Bernard Condon and Stephen Braun
Associated Press

New York – The Securities and Exchange Commission late last year dropped its inquiry into a financial company that a month earlier had given White House adviser Jared Kushner’s family real estate firm a $180 million loan.

While there’s no evidence that Kushner or any other Trump administration official had a role in the agency’s decision to drop the inquiry into Apollo Global Management, the timing has once again raised potential conflict-of-interest questions about Kushner’s family business and his role as an adviser to his father-in-law, President Donald Trump.

The SEC detail comes a day after The New York Times reported that Apollo’s loan to the Kushner Cos. followed several meetings at the White House with Kushner.

“I suppose the best case for Kushner is that this looks absolutely terrible,” said Rob Weissman, president of Public Citizen. “Without presuming that there is any kind of quid pro quo … there are a lot of ways that the fact of Apollo’s engagement with Kushner and the Kushner businesses in a public and private context might cast a shadow over what the SEC is doing and influence consciously or unconsciously how the agency acted.”
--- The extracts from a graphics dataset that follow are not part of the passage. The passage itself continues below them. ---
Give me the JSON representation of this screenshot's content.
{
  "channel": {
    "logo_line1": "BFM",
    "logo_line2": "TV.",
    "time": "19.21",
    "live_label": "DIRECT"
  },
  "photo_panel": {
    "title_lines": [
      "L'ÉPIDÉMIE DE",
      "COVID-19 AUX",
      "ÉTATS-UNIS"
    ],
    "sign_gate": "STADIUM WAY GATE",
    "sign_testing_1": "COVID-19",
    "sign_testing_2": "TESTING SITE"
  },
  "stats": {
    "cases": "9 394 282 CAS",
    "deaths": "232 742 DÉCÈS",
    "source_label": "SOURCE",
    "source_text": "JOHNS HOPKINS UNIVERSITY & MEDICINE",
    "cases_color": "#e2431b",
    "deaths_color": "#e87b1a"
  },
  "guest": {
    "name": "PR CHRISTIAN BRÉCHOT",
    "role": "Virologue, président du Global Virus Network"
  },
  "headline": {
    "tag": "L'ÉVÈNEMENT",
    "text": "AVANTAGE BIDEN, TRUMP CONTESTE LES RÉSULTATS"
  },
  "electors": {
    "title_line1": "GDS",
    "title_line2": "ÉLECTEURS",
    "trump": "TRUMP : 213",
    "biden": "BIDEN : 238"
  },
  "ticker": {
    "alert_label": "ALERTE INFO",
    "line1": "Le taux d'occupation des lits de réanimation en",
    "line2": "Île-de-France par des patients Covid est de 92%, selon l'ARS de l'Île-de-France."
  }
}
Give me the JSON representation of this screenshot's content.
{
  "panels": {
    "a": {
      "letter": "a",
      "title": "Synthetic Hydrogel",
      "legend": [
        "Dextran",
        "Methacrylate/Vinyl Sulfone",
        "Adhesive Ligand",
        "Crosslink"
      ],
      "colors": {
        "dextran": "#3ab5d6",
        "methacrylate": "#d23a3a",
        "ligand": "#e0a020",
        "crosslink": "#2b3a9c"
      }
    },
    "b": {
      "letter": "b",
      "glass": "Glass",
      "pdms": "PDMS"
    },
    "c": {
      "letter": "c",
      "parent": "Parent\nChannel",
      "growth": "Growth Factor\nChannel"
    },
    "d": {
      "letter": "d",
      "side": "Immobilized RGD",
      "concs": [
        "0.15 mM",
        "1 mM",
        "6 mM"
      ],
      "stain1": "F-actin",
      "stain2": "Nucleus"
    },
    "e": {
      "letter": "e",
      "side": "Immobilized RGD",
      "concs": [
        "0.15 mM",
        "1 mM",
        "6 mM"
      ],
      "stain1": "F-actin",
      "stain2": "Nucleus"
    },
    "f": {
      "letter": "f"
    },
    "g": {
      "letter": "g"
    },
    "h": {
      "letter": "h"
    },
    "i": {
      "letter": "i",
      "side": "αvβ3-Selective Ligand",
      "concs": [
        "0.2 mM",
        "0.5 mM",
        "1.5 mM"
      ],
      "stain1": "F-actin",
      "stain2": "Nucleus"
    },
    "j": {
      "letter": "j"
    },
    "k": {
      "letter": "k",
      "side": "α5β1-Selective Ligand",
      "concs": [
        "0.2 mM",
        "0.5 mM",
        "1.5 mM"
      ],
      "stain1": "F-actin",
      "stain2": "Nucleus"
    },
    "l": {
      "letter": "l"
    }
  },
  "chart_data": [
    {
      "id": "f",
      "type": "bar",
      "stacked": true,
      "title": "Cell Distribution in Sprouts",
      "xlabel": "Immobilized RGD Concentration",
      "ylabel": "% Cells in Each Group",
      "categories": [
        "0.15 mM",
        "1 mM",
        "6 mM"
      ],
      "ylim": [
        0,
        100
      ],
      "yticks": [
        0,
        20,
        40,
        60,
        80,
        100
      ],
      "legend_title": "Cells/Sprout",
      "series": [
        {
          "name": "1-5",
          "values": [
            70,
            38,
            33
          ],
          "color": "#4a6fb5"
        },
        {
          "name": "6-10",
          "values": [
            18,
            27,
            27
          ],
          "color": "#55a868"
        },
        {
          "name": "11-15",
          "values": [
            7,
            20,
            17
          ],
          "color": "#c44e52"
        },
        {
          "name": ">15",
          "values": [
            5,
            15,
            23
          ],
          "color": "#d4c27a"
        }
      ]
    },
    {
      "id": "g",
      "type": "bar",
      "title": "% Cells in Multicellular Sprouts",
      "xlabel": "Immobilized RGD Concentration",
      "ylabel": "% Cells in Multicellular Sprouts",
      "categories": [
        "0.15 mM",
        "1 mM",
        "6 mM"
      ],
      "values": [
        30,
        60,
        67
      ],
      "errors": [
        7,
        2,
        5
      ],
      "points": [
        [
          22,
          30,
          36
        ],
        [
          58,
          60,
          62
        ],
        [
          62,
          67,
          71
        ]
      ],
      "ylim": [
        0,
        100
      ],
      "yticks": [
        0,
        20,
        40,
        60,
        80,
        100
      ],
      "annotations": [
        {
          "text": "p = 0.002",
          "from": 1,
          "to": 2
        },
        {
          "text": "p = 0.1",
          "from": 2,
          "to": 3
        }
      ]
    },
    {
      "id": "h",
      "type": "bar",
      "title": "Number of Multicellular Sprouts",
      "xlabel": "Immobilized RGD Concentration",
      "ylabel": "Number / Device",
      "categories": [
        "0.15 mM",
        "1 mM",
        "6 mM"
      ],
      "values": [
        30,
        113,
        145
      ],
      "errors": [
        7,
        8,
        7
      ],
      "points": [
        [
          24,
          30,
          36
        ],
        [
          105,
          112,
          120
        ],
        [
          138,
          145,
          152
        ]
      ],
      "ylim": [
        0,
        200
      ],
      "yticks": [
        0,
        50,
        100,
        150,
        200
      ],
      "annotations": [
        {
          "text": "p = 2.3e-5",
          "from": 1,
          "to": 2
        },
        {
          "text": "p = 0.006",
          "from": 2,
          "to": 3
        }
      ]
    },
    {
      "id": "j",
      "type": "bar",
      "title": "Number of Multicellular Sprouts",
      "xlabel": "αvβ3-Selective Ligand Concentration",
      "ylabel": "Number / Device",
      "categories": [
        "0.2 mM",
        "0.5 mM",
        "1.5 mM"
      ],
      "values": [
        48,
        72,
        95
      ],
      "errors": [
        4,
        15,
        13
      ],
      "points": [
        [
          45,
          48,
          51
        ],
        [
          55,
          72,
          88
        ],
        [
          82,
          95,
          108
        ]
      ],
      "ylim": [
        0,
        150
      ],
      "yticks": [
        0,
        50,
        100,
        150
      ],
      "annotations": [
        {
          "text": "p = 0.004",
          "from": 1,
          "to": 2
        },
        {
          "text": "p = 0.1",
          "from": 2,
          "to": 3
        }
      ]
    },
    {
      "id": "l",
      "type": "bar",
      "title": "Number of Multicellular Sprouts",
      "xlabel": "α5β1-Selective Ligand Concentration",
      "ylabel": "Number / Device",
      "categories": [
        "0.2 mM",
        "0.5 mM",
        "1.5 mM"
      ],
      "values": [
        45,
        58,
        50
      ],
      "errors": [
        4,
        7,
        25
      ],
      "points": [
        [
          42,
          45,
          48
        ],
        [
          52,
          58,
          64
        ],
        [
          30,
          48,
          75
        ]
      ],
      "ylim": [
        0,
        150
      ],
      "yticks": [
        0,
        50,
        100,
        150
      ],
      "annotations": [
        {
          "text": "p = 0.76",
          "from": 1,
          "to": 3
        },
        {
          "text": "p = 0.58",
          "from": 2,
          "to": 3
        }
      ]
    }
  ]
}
Apollo said in its 2018 annual report that the SEC had halted its inquiry into how the firm reported the financial results of its private equity funds and other costs and personnel changes. Apollo had previously reported that the Obama administration SEC had subpoenaed it for information related to the issue. The SEC often raises and drops such inquiries.

The SEC didn’t respond immediately to a request for comment. Apollo didn’t respond to a request on the SEC inquiry either. The company said, however, that the Kushner loan to refinance a Chicago skyscraper went through the “standard approval process” and that the company founder who met with Jared Kushner was not involved in the decision.

Kushner Cos. said in a statement that the implication that Kushner’s position in the White House had affected the company’s relationships with lenders is “without substantiation.”

According to the Times report, Kushner also met with the CEO of Citigroup early last year. Property records show that Citigroup lent $325 million in March to Kushner Cos. and two partners for a collection of buildings in Brooklyn.

Both lenders had important business before the federal government last year, according to lobbying records and regulatory filings. Both Apollo and Citigroup were pushing for tax breaks in the recently passed overhaul, and Citigroup was lobbying for a rollback of some financial crisis regulation.

Combined, the two companies spent nearly $7 million on lobbying last year.

For its part, Citigroup said in a statement that it didn’t deal with Kushner Cos. at all in arranging the loan, and talked instead to one of the Kushner Cos. partners. It added that its CEO was not involved in the transaction and “never discussed it” with Jared Kushner.

Details on the loans, like the interest rates charged, are not publicly available, so it’s unclear whether the Kushner Cos. got any special breaks.

The Kushner family’s biggest holding, a skyscraper on Fifth Avenue, is 30 percent unoccupied and has a $1.2 billion mortgage due early next year. That has fueled speculation that the company needs money, and fast.

But the Kushner Cos. has repeatedly pushed back on depictions that it is anything but in solid financial shape and needs help.

“Jared does not tell us who he meets with nor do we ask him,” said Kushner Cos. spokeswoman Christine Taylor.

Regardless, ethics experts said the optics are bad and Kushner should not have been having meetings with Apollo and Citigroup officials while his family business was seeking loans from them.

“I’d never seen anybody come in with a business loan exposure, debt exposure like Trump and Kushner, they are highly leveraged real estate businesses that are held through these LLCs and you have extremely limited transparency into both their investors and their liabilities,” said Virginia Canter, the executive branch ethics counsel for the government watchdog group Citizens for Responsibility and Ethics in Washington.